The Nordstrom-Etsy deal is part of a national trend, says Paco Underhill, author of “What Women Want: The Global Marketplace Turns Female Friendly.”

He said there’s a “sea of sameness” in the items national chains stock. He said with Etsy, consumers are finding unique products.

The receiver of any gift from the site will look at their gift and connect with it more simply because they know someone made that item by hand, Underhill said.

For artists like Miyashiro and Brooks, the online platform propels them beyond a crafts fair and helps them navigate the e-commerce-sales channel. Seattle artists have more than 100,000 items up for grabs, according to a geographic location search on the site.

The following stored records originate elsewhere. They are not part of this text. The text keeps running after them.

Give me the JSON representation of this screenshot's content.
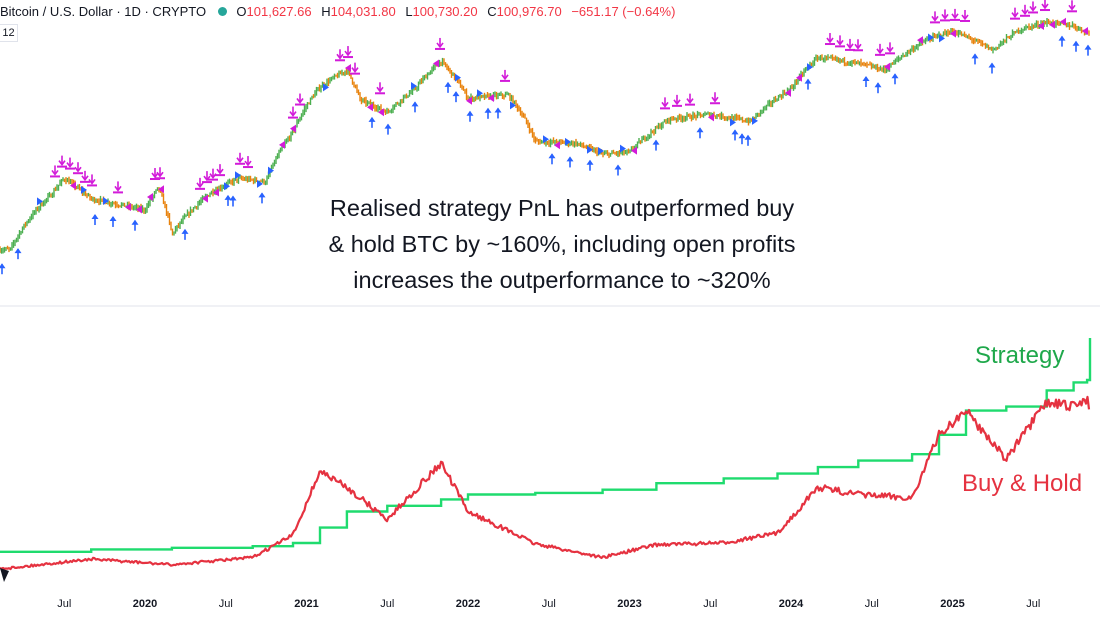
{
  "header": {
    "symbol": "Bitcoin / U.S. Dollar · 1D · CRYPTO",
    "open_key": "O",
    "open": "101,627.66",
    "high_key": "H",
    "high": "104,031.80",
    "low_key": "L",
    "low": "100,730.20",
    "close_key": "C",
    "close": "100,976.70",
    "change": "−651.17 (−0.64%)"
  },
  "badge": "12",
  "annotation": {
    "line1": "Realised strategy PnL has outperformed buy",
    "line2": "& hold BTC by ~160%, including open profits",
    "line3": "increases the outperformance to ~320%"
  },
  "legend": {
    "strategy": "Strategy",
    "buy_hold": "Buy & Hold"
  },
  "colors": {
    "strategy": "#1fdb6e",
    "buy_hold": "#e53240",
    "sell_marker": "#d21bd9",
    "buy_marker": "#2962ff",
    "price_up": "#4caf50",
    "price_down": "#e8820c"
  },
  "chart_data": [
    {
      "type": "line",
      "title": "",
      "x": [
        "2019-03",
        "2019-06",
        "2019-07",
        "2019-09",
        "2020-01",
        "2020-02",
        "2020-03",
        "2020-06",
        "2020-08",
        "2020-10",
        "2020-12",
        "2021-02",
        "2021-04",
        "2021-05",
        "2021-07",
        "2021-09",
        "2021-11",
        "2022-01",
        "2022-04",
        "2022-06",
        "2022-09",
        "2022-11",
        "2023-01",
        "2023-04",
        "2023-07",
        "2023-10",
        "2024-01",
        "2024-03",
        "2024-06",
        "2024-08",
        "2024-11",
        "2025-01",
        "2025-04",
        "2025-06",
        "2025-08",
        "2025-10",
        "2025-11"
      ],
      "series": [
        {
          "values": [
            4000,
            9000,
            11500,
            8500,
            7200,
            10000,
            5000,
            9500,
            11500,
            11000,
            23000,
            45000,
            58000,
            37000,
            31000,
            43000,
            66000,
            38000,
            40000,
            20000,
            19500,
            16500,
            17000,
            28000,
            30000,
            27000,
            44000,
            70000,
            64000,
            58000,
            90000,
            104000,
            78000,
            106000,
            118000,
            112000,
            101000
          ]
        }
      ],
      "xlabel": "",
      "ylabel": "",
      "scale": "log"
    },
    {
      "type": "line",
      "title": "",
      "x": [
        "2019-03",
        "2019-09",
        "2020-03",
        "2020-09",
        "2020-12",
        "2021-02",
        "2021-04",
        "2021-07",
        "2021-11",
        "2022-01",
        "2022-06",
        "2022-11",
        "2023-03",
        "2023-08",
        "2023-12",
        "2024-03",
        "2024-06",
        "2024-10",
        "2024-12",
        "2025-02",
        "2025-05",
        "2025-08",
        "2025-10",
        "2025-11",
        "2025-11-15"
      ],
      "series": [
        {
          "name": "Strategy",
          "values": [
            2.5,
            2.8,
            3.0,
            3.2,
            3.6,
            5.5,
            7.5,
            8.2,
            9.0,
            9.6,
            9.8,
            10.2,
            11.0,
            11.6,
            12.2,
            13.0,
            13.8,
            14.6,
            17.0,
            20.0,
            20.5,
            22.5,
            23.5,
            23.8,
            29.0
          ]
        },
        {
          "name": "Buy & Hold",
          "values": [
            0.5,
            1.6,
            0.9,
            1.8,
            4.6,
            12.5,
            10.5,
            6.5,
            13.5,
            7.5,
            3.5,
            1.8,
            3.4,
            3.6,
            4.8,
            10.5,
            9.6,
            9.2,
            17.0,
            20.0,
            14.0,
            21.0,
            20.5,
            21.5,
            19.0
          ]
        }
      ],
      "xlabel": "",
      "ylabel": ""
    }
  ],
  "x_ticks": [
    {
      "label": "Jul",
      "year": false,
      "x": "2019-07"
    },
    {
      "label": "2020",
      "year": true,
      "x": "2020-01"
    },
    {
      "label": "Jul",
      "year": false,
      "x": "2020-07"
    },
    {
      "label": "2021",
      "year": true,
      "x": "2021-01"
    },
    {
      "label": "Jul",
      "year": false,
      "x": "2021-07"
    },
    {
      "label": "2022",
      "year": true,
      "x": "2022-01"
    },
    {
      "label": "Jul",
      "year": false,
      "x": "2022-07"
    },
    {
      "label": "2023",
      "year": true,
      "x": "2023-01"
    },
    {
      "label": "Jul",
      "year": false,
      "x": "2023-07"
    },
    {
      "label": "2024",
      "year": true,
      "x": "2024-01"
    },
    {
      "label": "Jul",
      "year": false,
      "x": "2024-07"
    },
    {
      "label": "2025",
      "year": true,
      "x": "2025-01"
    },
    {
      "label": "Jul",
      "year": false,
      "x": "2025-07"
    }
  ]
}
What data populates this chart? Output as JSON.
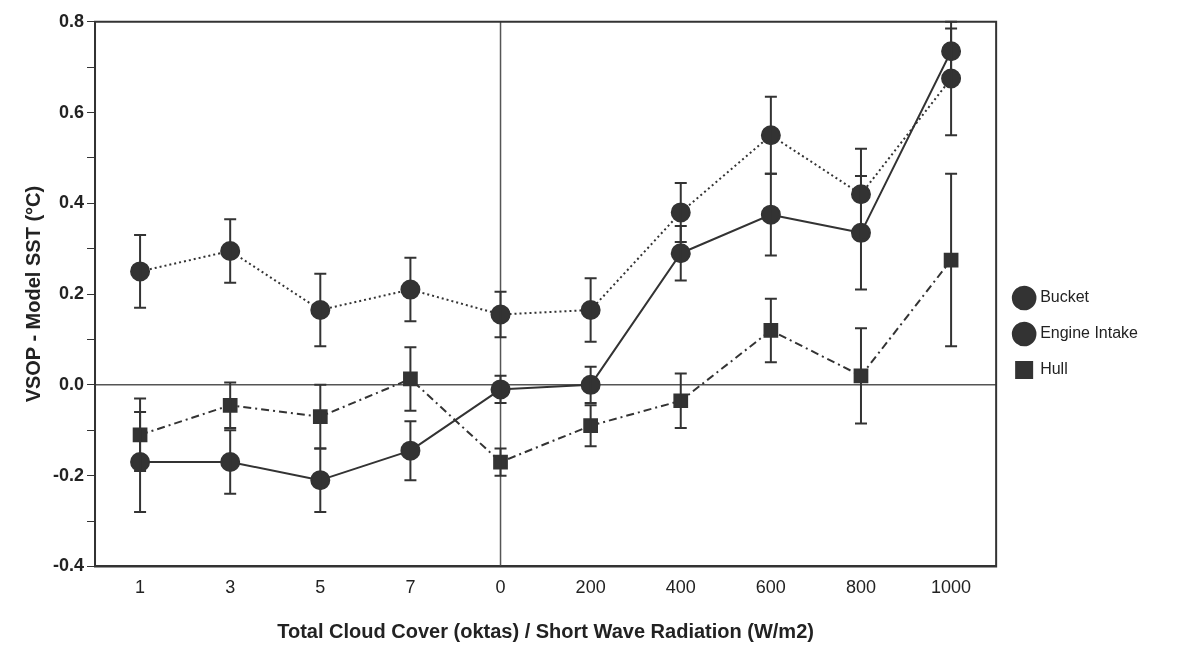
{
  "chart_data": {
    "type": "line",
    "xlabel": "Total Cloud Cover (oktas) / Short Wave Radiation (W/m2)",
    "ylabel": "VSOP - Model SST (°C)",
    "categories": [
      "1",
      "3",
      "5",
      "7",
      "0",
      "200",
      "400",
      "600",
      "800",
      "1000"
    ],
    "ylim": [
      -0.4,
      0.8
    ],
    "yticks": [
      {
        "value": -0.4,
        "label": "-0.4"
      },
      {
        "value": -0.3,
        "label": null
      },
      {
        "value": -0.2,
        "label": "-0.2"
      },
      {
        "value": -0.1,
        "label": null
      },
      {
        "value": 0,
        "label": "0.0"
      },
      {
        "value": 0.1,
        "label": null
      },
      {
        "value": 0.2,
        "label": "0.2"
      },
      {
        "value": 0.3,
        "label": null
      },
      {
        "value": 0.4,
        "label": "0.4"
      },
      {
        "value": 0.5,
        "label": null
      },
      {
        "value": 0.6,
        "label": "0.6"
      },
      {
        "value": 0.7,
        "label": null
      },
      {
        "value": 0.8,
        "label": "0.8"
      }
    ],
    "grid": false,
    "legend": "right",
    "ref_lines": [
      {
        "axis": "y",
        "value": 0,
        "color": "#555555"
      },
      {
        "axis": "x",
        "value": "0",
        "color": "#555555"
      }
    ],
    "series": [
      {
        "name": "Bucket",
        "color": "#333333",
        "marker": "circle",
        "line_style": "solid",
        "values": [
          -0.17,
          -0.17,
          -0.21,
          -0.145,
          -0.01,
          0.0,
          0.29,
          0.375,
          0.335,
          0.735
        ],
        "errors": [
          0.11,
          0.07,
          0.07,
          0.065,
          0.03,
          0.04,
          0.06,
          0.09,
          0.125,
          0.05
        ]
      },
      {
        "name": "Engine Intake",
        "color": "#333333",
        "marker": "circle",
        "line_style": "dotted",
        "values": [
          0.25,
          0.295,
          0.165,
          0.21,
          0.155,
          0.165,
          0.38,
          0.55,
          0.42,
          0.675
        ],
        "errors": [
          0.08,
          0.07,
          0.08,
          0.07,
          0.05,
          0.07,
          0.065,
          0.085,
          0.1,
          0.125
        ]
      },
      {
        "name": "Hull",
        "color": "#333333",
        "marker": "square",
        "line_style": "dashed",
        "values": [
          -0.11,
          -0.045,
          -0.07,
          0.013,
          -0.17,
          -0.09,
          -0.035,
          0.12,
          0.02,
          0.275
        ],
        "errors": [
          0.08,
          0.05,
          0.07,
          0.07,
          0.03,
          0.045,
          0.06,
          0.07,
          0.105,
          0.19
        ]
      }
    ]
  }
}
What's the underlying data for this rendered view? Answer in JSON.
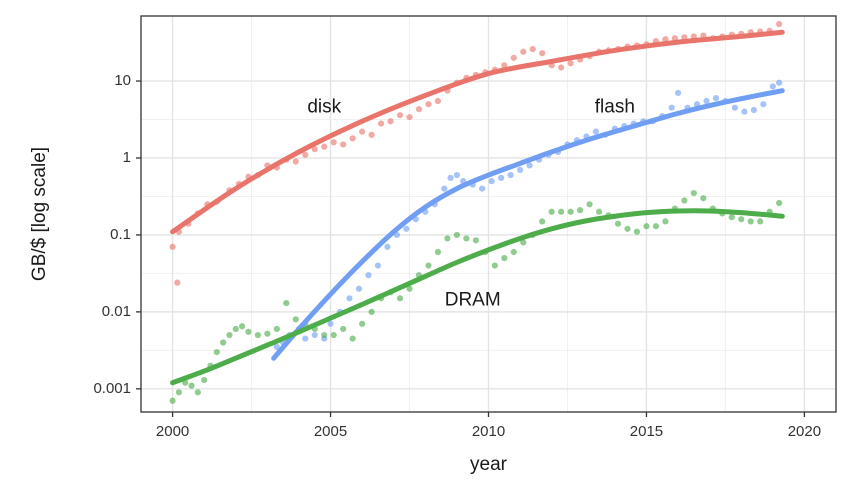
{
  "chart_data": {
    "type": "scatter",
    "title": "",
    "xlabel": "year",
    "ylabel": "GB/$ [log scale]",
    "xlim": [
      1999,
      2021
    ],
    "ylim": [
      0.0005,
      70
    ],
    "y_scale": "log",
    "grid": true,
    "legend": "none",
    "x_ticks": [
      2000,
      2005,
      2010,
      2015,
      2020
    ],
    "x_tick_labels": [
      "2000",
      "2005",
      "2010",
      "2015",
      "2020"
    ],
    "y_ticks": [
      0.001,
      0.01,
      0.1,
      1,
      10
    ],
    "y_tick_labels": [
      "0.001",
      "0.01",
      "0.1",
      "1",
      "10"
    ],
    "series": [
      {
        "label": "disk",
        "color": "#e8746b",
        "points": [
          [
            2000.0,
            0.07
          ],
          [
            2000.15,
            0.024
          ],
          [
            2000.2,
            0.11
          ],
          [
            2000.5,
            0.14
          ],
          [
            2000.8,
            0.19
          ],
          [
            2001.1,
            0.25
          ],
          [
            2001.4,
            0.27
          ],
          [
            2001.8,
            0.38
          ],
          [
            2002.1,
            0.46
          ],
          [
            2002.4,
            0.57
          ],
          [
            2002.7,
            0.6
          ],
          [
            2003.0,
            0.8
          ],
          [
            2003.3,
            0.75
          ],
          [
            2003.6,
            0.95
          ],
          [
            2003.9,
            0.9
          ],
          [
            2004.2,
            1.1
          ],
          [
            2004.5,
            1.3
          ],
          [
            2004.8,
            1.4
          ],
          [
            2005.1,
            1.6
          ],
          [
            2005.4,
            1.5
          ],
          [
            2005.7,
            1.8
          ],
          [
            2006.0,
            2.2
          ],
          [
            2006.3,
            2.0
          ],
          [
            2006.6,
            2.8
          ],
          [
            2006.9,
            3.0
          ],
          [
            2007.2,
            3.6
          ],
          [
            2007.5,
            3.4
          ],
          [
            2007.8,
            4.3
          ],
          [
            2008.1,
            5.0
          ],
          [
            2008.4,
            5.5
          ],
          [
            2008.7,
            7.5
          ],
          [
            2009.0,
            9.5
          ],
          [
            2009.3,
            11
          ],
          [
            2009.6,
            12
          ],
          [
            2009.9,
            13
          ],
          [
            2010.2,
            14
          ],
          [
            2010.5,
            16
          ],
          [
            2010.8,
            20
          ],
          [
            2011.1,
            24
          ],
          [
            2011.4,
            26
          ],
          [
            2011.7,
            23
          ],
          [
            2012.0,
            16
          ],
          [
            2012.3,
            15
          ],
          [
            2012.6,
            17
          ],
          [
            2012.9,
            19
          ],
          [
            2013.2,
            21
          ],
          [
            2013.5,
            24
          ],
          [
            2013.8,
            25
          ],
          [
            2014.1,
            26
          ],
          [
            2014.4,
            28
          ],
          [
            2014.7,
            29
          ],
          [
            2015.0,
            30
          ],
          [
            2015.3,
            33
          ],
          [
            2015.6,
            35
          ],
          [
            2015.9,
            36
          ],
          [
            2016.2,
            37
          ],
          [
            2016.5,
            38
          ],
          [
            2016.8,
            39
          ],
          [
            2017.1,
            36
          ],
          [
            2017.4,
            38
          ],
          [
            2017.7,
            40
          ],
          [
            2018.0,
            41
          ],
          [
            2018.3,
            43
          ],
          [
            2018.6,
            44
          ],
          [
            2018.9,
            45
          ],
          [
            2019.2,
            55
          ]
        ],
        "fit": [
          [
            2000,
            0.11
          ],
          [
            2002,
            0.4
          ],
          [
            2004,
            1.2
          ],
          [
            2006,
            3.0
          ],
          [
            2008,
            6.5
          ],
          [
            2010,
            12.5
          ],
          [
            2012,
            18
          ],
          [
            2014,
            25
          ],
          [
            2016,
            32
          ],
          [
            2018,
            38
          ],
          [
            2019.3,
            43
          ]
        ]
      },
      {
        "label": "flash",
        "color": "#6f9ef3",
        "points": [
          [
            2003.3,
            0.0035
          ],
          [
            2003.5,
            0.004
          ],
          [
            2003.7,
            0.005
          ],
          [
            2004.0,
            0.006
          ],
          [
            2004.2,
            0.0045
          ],
          [
            2004.5,
            0.005
          ],
          [
            2004.8,
            0.0045
          ],
          [
            2005.0,
            0.007
          ],
          [
            2005.3,
            0.01
          ],
          [
            2005.6,
            0.015
          ],
          [
            2005.9,
            0.02
          ],
          [
            2006.2,
            0.03
          ],
          [
            2006.5,
            0.04
          ],
          [
            2006.8,
            0.07
          ],
          [
            2007.1,
            0.1
          ],
          [
            2007.4,
            0.12
          ],
          [
            2007.7,
            0.16
          ],
          [
            2008.0,
            0.2
          ],
          [
            2008.3,
            0.25
          ],
          [
            2008.6,
            0.4
          ],
          [
            2008.8,
            0.55
          ],
          [
            2009.0,
            0.6
          ],
          [
            2009.2,
            0.5
          ],
          [
            2009.5,
            0.45
          ],
          [
            2009.8,
            0.4
          ],
          [
            2010.1,
            0.5
          ],
          [
            2010.4,
            0.55
          ],
          [
            2010.7,
            0.6
          ],
          [
            2011.0,
            0.7
          ],
          [
            2011.3,
            0.8
          ],
          [
            2011.6,
            0.95
          ],
          [
            2011.9,
            1.1
          ],
          [
            2012.2,
            1.2
          ],
          [
            2012.5,
            1.5
          ],
          [
            2012.8,
            1.7
          ],
          [
            2013.1,
            1.9
          ],
          [
            2013.4,
            2.2
          ],
          [
            2013.7,
            2.0
          ],
          [
            2014.0,
            2.4
          ],
          [
            2014.3,
            2.6
          ],
          [
            2014.6,
            2.8
          ],
          [
            2014.9,
            3.0
          ],
          [
            2015.2,
            3.0
          ],
          [
            2015.5,
            3.5
          ],
          [
            2015.8,
            4.5
          ],
          [
            2016.0,
            7.0
          ],
          [
            2016.3,
            4.5
          ],
          [
            2016.6,
            5.0
          ],
          [
            2016.9,
            5.5
          ],
          [
            2017.2,
            6.0
          ],
          [
            2017.5,
            5.5
          ],
          [
            2017.8,
            4.5
          ],
          [
            2018.1,
            4.0
          ],
          [
            2018.4,
            4.2
          ],
          [
            2018.7,
            5.0
          ],
          [
            2019.0,
            8.5
          ],
          [
            2019.2,
            9.5
          ]
        ],
        "fit": [
          [
            2003.2,
            0.0025
          ],
          [
            2004,
            0.006
          ],
          [
            2005,
            0.017
          ],
          [
            2006,
            0.045
          ],
          [
            2007,
            0.11
          ],
          [
            2008,
            0.23
          ],
          [
            2009,
            0.4
          ],
          [
            2010,
            0.6
          ],
          [
            2011,
            0.85
          ],
          [
            2012,
            1.2
          ],
          [
            2013,
            1.65
          ],
          [
            2014,
            2.2
          ],
          [
            2015,
            2.9
          ],
          [
            2016,
            3.8
          ],
          [
            2017,
            4.8
          ],
          [
            2018,
            5.9
          ],
          [
            2019.3,
            7.5
          ]
        ]
      },
      {
        "label": "DRAM",
        "color": "#4cad4a",
        "points": [
          [
            2000.0,
            0.0007
          ],
          [
            2000.2,
            0.0009
          ],
          [
            2000.4,
            0.0012
          ],
          [
            2000.6,
            0.0011
          ],
          [
            2000.8,
            0.0009
          ],
          [
            2001.0,
            0.0013
          ],
          [
            2001.2,
            0.002
          ],
          [
            2001.4,
            0.003
          ],
          [
            2001.6,
            0.004
          ],
          [
            2001.8,
            0.005
          ],
          [
            2002.0,
            0.006
          ],
          [
            2002.2,
            0.0065
          ],
          [
            2002.4,
            0.0055
          ],
          [
            2002.7,
            0.005
          ],
          [
            2003.0,
            0.0052
          ],
          [
            2003.3,
            0.006
          ],
          [
            2003.6,
            0.013
          ],
          [
            2003.9,
            0.008
          ],
          [
            2004.2,
            0.007
          ],
          [
            2004.5,
            0.006
          ],
          [
            2004.8,
            0.005
          ],
          [
            2005.1,
            0.005
          ],
          [
            2005.4,
            0.006
          ],
          [
            2005.7,
            0.0045
          ],
          [
            2006.0,
            0.007
          ],
          [
            2006.3,
            0.01
          ],
          [
            2006.6,
            0.015
          ],
          [
            2006.9,
            0.018
          ],
          [
            2007.2,
            0.015
          ],
          [
            2007.5,
            0.02
          ],
          [
            2007.8,
            0.03
          ],
          [
            2008.1,
            0.04
          ],
          [
            2008.4,
            0.06
          ],
          [
            2008.7,
            0.09
          ],
          [
            2009.0,
            0.1
          ],
          [
            2009.3,
            0.09
          ],
          [
            2009.6,
            0.085
          ],
          [
            2009.9,
            0.06
          ],
          [
            2010.2,
            0.04
          ],
          [
            2010.5,
            0.05
          ],
          [
            2010.8,
            0.06
          ],
          [
            2011.1,
            0.08
          ],
          [
            2011.4,
            0.1
          ],
          [
            2011.7,
            0.15
          ],
          [
            2012.0,
            0.2
          ],
          [
            2012.3,
            0.2
          ],
          [
            2012.6,
            0.2
          ],
          [
            2012.9,
            0.21
          ],
          [
            2013.2,
            0.25
          ],
          [
            2013.5,
            0.2
          ],
          [
            2013.8,
            0.18
          ],
          [
            2014.1,
            0.14
          ],
          [
            2014.4,
            0.12
          ],
          [
            2014.7,
            0.11
          ],
          [
            2015.0,
            0.13
          ],
          [
            2015.3,
            0.13
          ],
          [
            2015.6,
            0.15
          ],
          [
            2015.9,
            0.22
          ],
          [
            2016.2,
            0.28
          ],
          [
            2016.5,
            0.35
          ],
          [
            2016.8,
            0.3
          ],
          [
            2017.1,
            0.22
          ],
          [
            2017.4,
            0.19
          ],
          [
            2017.7,
            0.17
          ],
          [
            2018.0,
            0.16
          ],
          [
            2018.3,
            0.15
          ],
          [
            2018.6,
            0.15
          ],
          [
            2018.9,
            0.2
          ],
          [
            2019.2,
            0.26
          ]
        ],
        "fit": [
          [
            2000,
            0.0012
          ],
          [
            2001,
            0.0017
          ],
          [
            2002,
            0.0025
          ],
          [
            2003,
            0.0037
          ],
          [
            2004,
            0.0055
          ],
          [
            2005,
            0.0083
          ],
          [
            2006,
            0.0125
          ],
          [
            2007,
            0.019
          ],
          [
            2008,
            0.029
          ],
          [
            2009,
            0.044
          ],
          [
            2010,
            0.064
          ],
          [
            2011,
            0.09
          ],
          [
            2012,
            0.12
          ],
          [
            2013,
            0.15
          ],
          [
            2014,
            0.175
          ],
          [
            2015,
            0.195
          ],
          [
            2016,
            0.205
          ],
          [
            2017,
            0.205
          ],
          [
            2018,
            0.195
          ],
          [
            2019.3,
            0.175
          ]
        ]
      }
    ],
    "annotations": [
      {
        "text": "disk",
        "x": 2004.8,
        "y": 4.5
      },
      {
        "text": "flash",
        "x": 2014.0,
        "y": 4.5
      },
      {
        "text": "DRAM",
        "x": 2009.5,
        "y": 0.014
      }
    ]
  }
}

Etsy charges sellers 20 cents to list an item for up to for four months and collects a 3.5 percent transaction fee on each sale.

Dayna Isom, a public-relations specialist for Etsy, said in an email the decline in availability of full-time jobs means the economy is moving in the direction of independent and nontraditional work. She said 77 percent of Etsy shop owners are women.

“The barriers to turn an idea into a product, and market it to a global audience, have decreased dramatically,” Isom said.

With lower barriers comes a new set of challenges.

Miyashiro is one of the founding members and current organizer of Etsy Rain, a community of more than 1,400 artists in the Puget Sound region who own independent shops on Etsy.

The group started with just 11 people in 2007 but slowly developed into “this great excuse to get out of their studios and meet,” said Miyashiro.

Its goal is to bring Etsy sellers together and to support people looking to start their own shop.

“You have to know what your personal brand is,” she said. “The more authentic that brand is, the more likely you are going to find people who will resonate with that message. It’s not an easy thing to do.”